La tuerie de Charlottesville pose, dans un contexte singulier depuis l'élection de Donald Trump, de nombreuses questions morales et politiques quant au traitement des groupes néo-nazis et suprémacistes sur le web. De nombreuses plateformes se tournent vers une approche radicale, proche de celle qu'elles adoptent avec les cellules djihadistes.

Avant même que la manifestation de Charlottesville débute, le web se posait déjà des questions sur l’acceptation ou non des groupes néonazis sur différentes plateformes.

Nous écrivions par exemple qu’Airbnb a exclu, avant la tenue de la rencontre raciste, tous les membres liés à l’événement. La startup argumentait alors qu’elle ne voulait pas exposer ses hôtes à des visiteurs ne respectant pas sa charte de vivre ensemble. Et malgré les critiques, Airbnb a tenu bon : les nazis ne sont plus les bienvenus chez vous.

Mais si le plus grand loueur d’appartements du monde a dû gérer ce problème avant les autres, c’est, prosaïquement, parce qu’il est tributaire de la relation qui s’installe entre ses hôtes et ses clients. Pour des plateformes comme Facebook ou Reddit, le sujet est plus lointain et plus abstrait : les nazis ne sont pas confrontés « IRL » à leurs utilisateurs, ce qui implique que leur offrir une voix au chapitre n’est pas aussi embarrassant que pour Airbnb.

Mais Charlottesville pose le problème sous un angle nouveau : dès lors que ces groupes sont considérés comme meurtriers et terroristes, le précédent créé par les terroristes djihadistes imposerait de nouvelles actions contre ces groupes sur les plateformes.

Héberger des néonazis, ça vous chante ?

La réalité est plus complexe. Si certains ont pris l’affaire de Virginie en exemple pour se montrer plus durs, un relativisme persiste. La première compagnie à avoir pris une décision forte a été GoDaddy, un hébergeur américain qui comptait parmi ses clients le Daily Stormer, publication américaine raciste venue en soutien à Charlottesville.

L’hébergeur a donné 24 heures au site néonazi pour trouver un nouvel hôte. Constatant un manquement à ses conditions d’utilisation, la société a mis sa menace à exécution. Le site qui publiait un article immonde sur Heather Heyer, militante de 32 ans tuée par un jeune nazi, a également été boudé par Google. La firme a refusé l’enregistrement sur Google Domains du site venu soutenir les terroristes suprémacistes. En conséquence, le Daily Stormer a fait ses valises pour s’aventurer dans les profondeurs du dark web où ses lecteurs devront utiliser Tor pour lire des horreurs.

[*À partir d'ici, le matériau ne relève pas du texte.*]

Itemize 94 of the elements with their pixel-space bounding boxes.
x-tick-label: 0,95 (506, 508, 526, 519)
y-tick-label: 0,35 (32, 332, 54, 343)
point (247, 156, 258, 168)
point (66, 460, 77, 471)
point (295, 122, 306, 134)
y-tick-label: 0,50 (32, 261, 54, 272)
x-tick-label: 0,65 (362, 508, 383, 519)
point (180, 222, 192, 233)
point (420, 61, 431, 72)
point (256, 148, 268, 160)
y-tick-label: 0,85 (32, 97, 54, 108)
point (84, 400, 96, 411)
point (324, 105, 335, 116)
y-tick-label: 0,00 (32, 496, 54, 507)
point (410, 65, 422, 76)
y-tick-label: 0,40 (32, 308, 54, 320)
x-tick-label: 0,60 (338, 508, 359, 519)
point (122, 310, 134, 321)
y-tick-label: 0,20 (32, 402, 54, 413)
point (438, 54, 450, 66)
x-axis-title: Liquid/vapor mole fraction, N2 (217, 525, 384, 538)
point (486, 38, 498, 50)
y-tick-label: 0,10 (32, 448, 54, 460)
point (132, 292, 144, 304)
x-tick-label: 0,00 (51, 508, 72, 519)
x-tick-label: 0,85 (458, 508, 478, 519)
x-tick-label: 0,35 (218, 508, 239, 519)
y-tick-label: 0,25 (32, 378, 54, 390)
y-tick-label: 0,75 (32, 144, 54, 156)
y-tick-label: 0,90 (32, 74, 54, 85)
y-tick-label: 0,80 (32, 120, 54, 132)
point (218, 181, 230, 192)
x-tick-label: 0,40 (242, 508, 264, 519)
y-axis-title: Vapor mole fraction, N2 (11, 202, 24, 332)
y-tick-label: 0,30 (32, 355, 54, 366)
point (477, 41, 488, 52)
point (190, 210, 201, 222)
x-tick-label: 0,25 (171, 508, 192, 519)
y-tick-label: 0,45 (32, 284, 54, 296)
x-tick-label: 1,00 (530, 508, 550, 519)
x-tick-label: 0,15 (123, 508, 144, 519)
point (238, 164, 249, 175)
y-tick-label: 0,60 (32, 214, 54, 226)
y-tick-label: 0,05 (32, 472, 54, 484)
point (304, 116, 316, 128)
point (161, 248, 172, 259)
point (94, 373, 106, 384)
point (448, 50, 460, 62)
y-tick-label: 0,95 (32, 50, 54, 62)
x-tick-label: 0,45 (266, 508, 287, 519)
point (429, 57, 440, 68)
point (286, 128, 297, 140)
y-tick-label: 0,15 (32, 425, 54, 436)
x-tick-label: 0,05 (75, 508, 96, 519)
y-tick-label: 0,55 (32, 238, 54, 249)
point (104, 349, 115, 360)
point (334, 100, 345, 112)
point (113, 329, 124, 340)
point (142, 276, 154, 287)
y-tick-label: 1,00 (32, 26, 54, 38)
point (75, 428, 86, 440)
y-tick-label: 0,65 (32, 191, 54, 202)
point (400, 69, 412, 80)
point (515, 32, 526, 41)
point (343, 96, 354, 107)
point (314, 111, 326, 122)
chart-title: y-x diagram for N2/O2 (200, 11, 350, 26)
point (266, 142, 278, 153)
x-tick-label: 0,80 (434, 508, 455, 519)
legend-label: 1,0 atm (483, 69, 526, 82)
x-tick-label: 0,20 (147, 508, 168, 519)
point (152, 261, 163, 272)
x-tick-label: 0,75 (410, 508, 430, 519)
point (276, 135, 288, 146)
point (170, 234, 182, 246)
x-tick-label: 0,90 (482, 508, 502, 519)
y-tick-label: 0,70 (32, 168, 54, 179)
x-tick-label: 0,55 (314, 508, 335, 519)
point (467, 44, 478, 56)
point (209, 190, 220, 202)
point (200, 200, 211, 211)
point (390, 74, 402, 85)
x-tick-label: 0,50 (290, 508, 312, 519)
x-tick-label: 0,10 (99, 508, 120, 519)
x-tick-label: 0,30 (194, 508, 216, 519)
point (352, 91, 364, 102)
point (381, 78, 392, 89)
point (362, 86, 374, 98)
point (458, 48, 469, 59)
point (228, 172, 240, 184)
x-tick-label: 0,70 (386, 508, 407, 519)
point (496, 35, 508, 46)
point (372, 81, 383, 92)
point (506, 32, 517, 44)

Les réseaux sociaux ne sont pas en reste non plus : Facebook et Reddit revendiquent la suppression de « groupes de la haine ». À CNet, Reddit explique ainsi avoir enfin supprimé le sujet /r/Physical_Removal qui comme son nom l’indique était réservé à l’incitation au meurtre. Les membres de cette sous-section avaient notamment appelé à la mort de toutes les personnes liées à CNN (sic) et certains sujets allaient jusqu’à reprendre la défense de la solution finale du IIIe Reich. Reddit héberge de nombreuses sous-sections considérées comme néonazies et suprémacistes : l’opportunisme de cette décision peut interpeller, mais la société tenait là un exemple qui ne prête pas au débat.

Facebook a procédé de la même manière, en supprimant par ailleurs sa propre version de Physical Removal, mais aussi en désactivant la page de la marche d’extrême-droite, et supprimé l’ensemble des liens conduisant à l’immonde article du Daily Stormer. La société rappelle qu’elle ne tient pas ses opinions politiques pour responsable de ces suppressions, mais bien le manquement à la charte concernant les contenus du réseau social.

Il est important de remarquer que ces interventions, notamment pour GoDaddy et Reddit, ont été inspirées par des utilisateurs excédés par le laxisme des plateformes. Sur le forum Reddit, les internautes ont été jusqu’à s’organiser collectivement pour demander la suppression des appels aux meurtres à la direction du site.

Comme somme saisis dans une ambiguïté, le néonazisme et le suprémacisme sont des victimes tardives de la modération des grands du web. La maladresse de Donald Trump lorsqu’il s’agit de condamner des groupes meurtriers et haineux est finalement révélatrice du malaise conceptuel qu’il règne dans la société américaine face à l’ambivalence de ces groupes qui préfèrent se revendiquer de l’alt-right. Leur discours saupoudré de confusions quant à la liberté d’expression et de dénonciation du politiquement correct ont bien eu un effet sur l’opinion publique. Pourtant, personne ne tolérerait ces arguments pour n’importe quel autre groupe terroriste.